Because it’s where the money needs to go?
Wouldn’t you also cash out some of that equity if you decided the next administration was going to slap a big increase on capital gains? Proposals on the table would double capital gains taxes.
I wouldn’t buy an asset that depreciated as fast as a Bentley to “save money” by not having to pay taxes, no.
Maybe you wouldn’t but anyone in the market for a new $220,000 Bentley earning over $500K a year would save about $88,000 on that purchase. Enough for a nice new Audi Q7 to go along with the Bentley.
You only save if you were going to buy it anyway. If you buy the Bentley because you don’t want the government to get its hands on your money, then you just lost $220,000 to save $88,000.
“We had to destroy the village in order to save it.”
I did say… “in the market for”…
Oh the unfairness of it all. Some people only got a free phone or education from the government, but others get a free Bentley. The humanity of it all. It must stop.
Perhaps some of the miserly but wealthy people out there are heeding the words of that old song “Enjoy yourself, it’s later than you think”, in the wake of covid.
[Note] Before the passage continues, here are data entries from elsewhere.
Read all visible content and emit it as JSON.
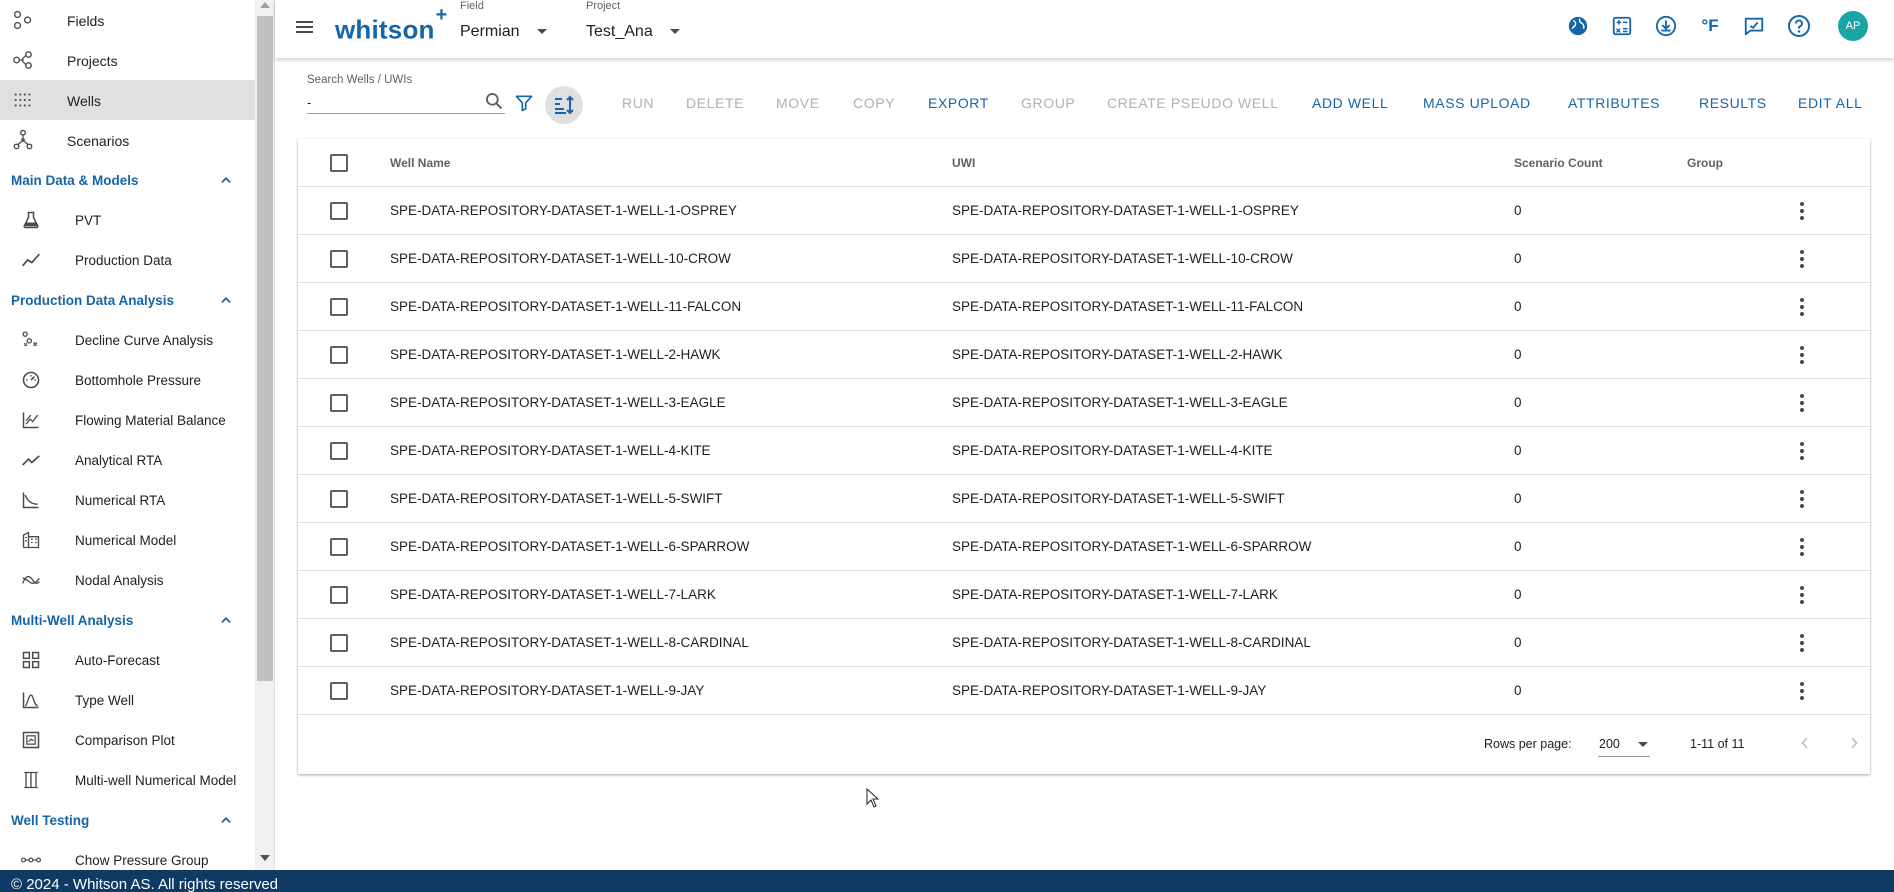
{
  "sidebar": {
    "top_items": [
      {
        "label": "Fields",
        "icon": "fields-icon"
      },
      {
        "label": "Projects",
        "icon": "projects-icon"
      },
      {
        "label": "Wells",
        "icon": "wells-icon",
        "active": true
      },
      {
        "label": "Scenarios",
        "icon": "scenarios-icon"
      }
    ],
    "sections": [
      {
        "title": "Main Data & Models",
        "items": [
          {
            "label": "PVT",
            "icon": "flask-icon"
          },
          {
            "label": "Production Data",
            "icon": "line-chart-icon"
          }
        ]
      },
      {
        "title": "Production Data Analysis",
        "items": [
          {
            "label": "Decline Curve Analysis",
            "icon": "decline-curve-icon"
          },
          {
            "label": "Bottomhole Pressure",
            "icon": "gauge-icon"
          },
          {
            "label": "Flowing Material Balance",
            "icon": "material-balance-icon"
          },
          {
            "label": "Analytical RTA",
            "icon": "trend-icon"
          },
          {
            "label": "Numerical RTA",
            "icon": "numerical-rta-icon"
          },
          {
            "label": "Numerical Model",
            "icon": "grid-model-icon"
          },
          {
            "label": "Nodal Analysis",
            "icon": "nodal-icon"
          }
        ]
      },
      {
        "title": "Multi-Well Analysis",
        "items": [
          {
            "label": "Auto-Forecast",
            "icon": "dashboard-icon"
          },
          {
            "label": "Type Well",
            "icon": "bell-curve-icon"
          },
          {
            "label": "Comparison Plot",
            "icon": "comparison-icon"
          },
          {
            "label": "Multi-well Numerical Model",
            "icon": "columns-icon"
          }
        ]
      },
      {
        "title": "Well Testing",
        "items": [
          {
            "label": "Chow Pressure Group",
            "icon": "chain-icon"
          }
        ]
      }
    ]
  },
  "header": {
    "logo_text": "whitson",
    "logo_plus": "+",
    "field_caption": "Field",
    "field_value": "Permian",
    "project_caption": "Project",
    "project_value": "Test_Ana",
    "icons": [
      "globe-icon",
      "calculator-icon",
      "download-icon",
      "fahrenheit-icon",
      "feedback-icon",
      "help-icon"
    ],
    "unit_label": "°F",
    "avatar_initials": "AP"
  },
  "toolbar": {
    "search_label": "Search Wells / UWIs",
    "search_value": "-",
    "buttons": [
      {
        "label": "RUN",
        "enabled": false
      },
      {
        "label": "DELETE",
        "enabled": false
      },
      {
        "label": "MOVE",
        "enabled": false
      },
      {
        "label": "COPY",
        "enabled": false
      },
      {
        "label": "EXPORT",
        "enabled": true
      },
      {
        "label": "GROUP",
        "enabled": false
      },
      {
        "label": "CREATE PSEUDO WELL",
        "enabled": false
      },
      {
        "label": "ADD WELL",
        "enabled": true
      },
      {
        "label": "MASS UPLOAD",
        "enabled": true
      },
      {
        "label": "ATTRIBUTES",
        "enabled": true
      },
      {
        "label": "RESULTS",
        "enabled": true
      },
      {
        "label": "EDIT ALL",
        "enabled": true
      }
    ]
  },
  "table": {
    "columns": [
      "Well Name",
      "UWI",
      "Scenario Count",
      "Group"
    ],
    "rows": [
      {
        "name": "SPE-DATA-REPOSITORY-DATASET-1-WELL-1-OSPREY",
        "uwi": "SPE-DATA-REPOSITORY-DATASET-1-WELL-1-OSPREY",
        "count": "0",
        "group": ""
      },
      {
        "name": "SPE-DATA-REPOSITORY-DATASET-1-WELL-10-CROW",
        "uwi": "SPE-DATA-REPOSITORY-DATASET-1-WELL-10-CROW",
        "count": "0",
        "group": ""
      },
      {
        "name": "SPE-DATA-REPOSITORY-DATASET-1-WELL-11-FALCON",
        "uwi": "SPE-DATA-REPOSITORY-DATASET-1-WELL-11-FALCON",
        "count": "0",
        "group": ""
      },
      {
        "name": "SPE-DATA-REPOSITORY-DATASET-1-WELL-2-HAWK",
        "uwi": "SPE-DATA-REPOSITORY-DATASET-1-WELL-2-HAWK",
        "count": "0",
        "group": ""
      },
      {
        "name": "SPE-DATA-REPOSITORY-DATASET-1-WELL-3-EAGLE",
        "uwi": "SPE-DATA-REPOSITORY-DATASET-1-WELL-3-EAGLE",
        "count": "0",
        "group": ""
      },
      {
        "name": "SPE-DATA-REPOSITORY-DATASET-1-WELL-4-KITE",
        "uwi": "SPE-DATA-REPOSITORY-DATASET-1-WELL-4-KITE",
        "count": "0",
        "group": ""
      },
      {
        "name": "SPE-DATA-REPOSITORY-DATASET-1-WELL-5-SWIFT",
        "uwi": "SPE-DATA-REPOSITORY-DATASET-1-WELL-5-SWIFT",
        "count": "0",
        "group": ""
      },
      {
        "name": "SPE-DATA-REPOSITORY-DATASET-1-WELL-6-SPARROW",
        "uwi": "SPE-DATA-REPOSITORY-DATASET-1-WELL-6-SPARROW",
        "count": "0",
        "group": ""
      },
      {
        "name": "SPE-DATA-REPOSITORY-DATASET-1-WELL-7-LARK",
        "uwi": "SPE-DATA-REPOSITORY-DATASET-1-WELL-7-LARK",
        "count": "0",
        "group": ""
      },
      {
        "name": "SPE-DATA-REPOSITORY-DATASET-1-WELL-8-CARDINAL",
        "uwi": "SPE-DATA-REPOSITORY-DATASET-1-WELL-8-CARDINAL",
        "count": "0",
        "group": ""
      },
      {
        "name": "SPE-DATA-REPOSITORY-DATASET-1-WELL-9-JAY",
        "uwi": "SPE-DATA-REPOSITORY-DATASET-1-WELL-9-JAY",
        "count": "0",
        "group": ""
      }
    ]
  },
  "pagination": {
    "rows_per_page_label": "Rows per page:",
    "rows_per_page_value": "200",
    "range": "1-11 of 11"
  },
  "footer": {
    "text": "© 2024 - Whitson AS. All rights reserved"
  },
  "colors": {
    "accent": "#1565a8",
    "footer_bg": "#0e3a63",
    "avatar": "#1aa4a4",
    "disabled": "#b0b0b0",
    "active_row": "#e0e0e0"
  }
}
Proposed by the more liberal members of Congress. As you know, proposals have to make their way into bills, then passed by both the House and Senate, then signed by the President. That said, I was disappointed when taxes for the rich were cut in the early 2000s and since then as well. The early 2000s cuts were just when we started the second Gulf War. Doubly bad, IMO, because federal expenditures and revenues were about equal. In 2019, the shortfall was about $984 billion. Last year it was over $3 trillion, but that was an unusual year. In any case, tax cuts when there won’t be any serious effort to cut expenses are foolish. It does look more like the increase in capital gains taxes will be to about 28%, not the 35% it used to be. Still a good deal for people rich enough to live off their investments.
It seems like they found a loophole but in way it kinda backfire because they didn’t save that much money. Though, I don’t think it even made a dent to their fortune.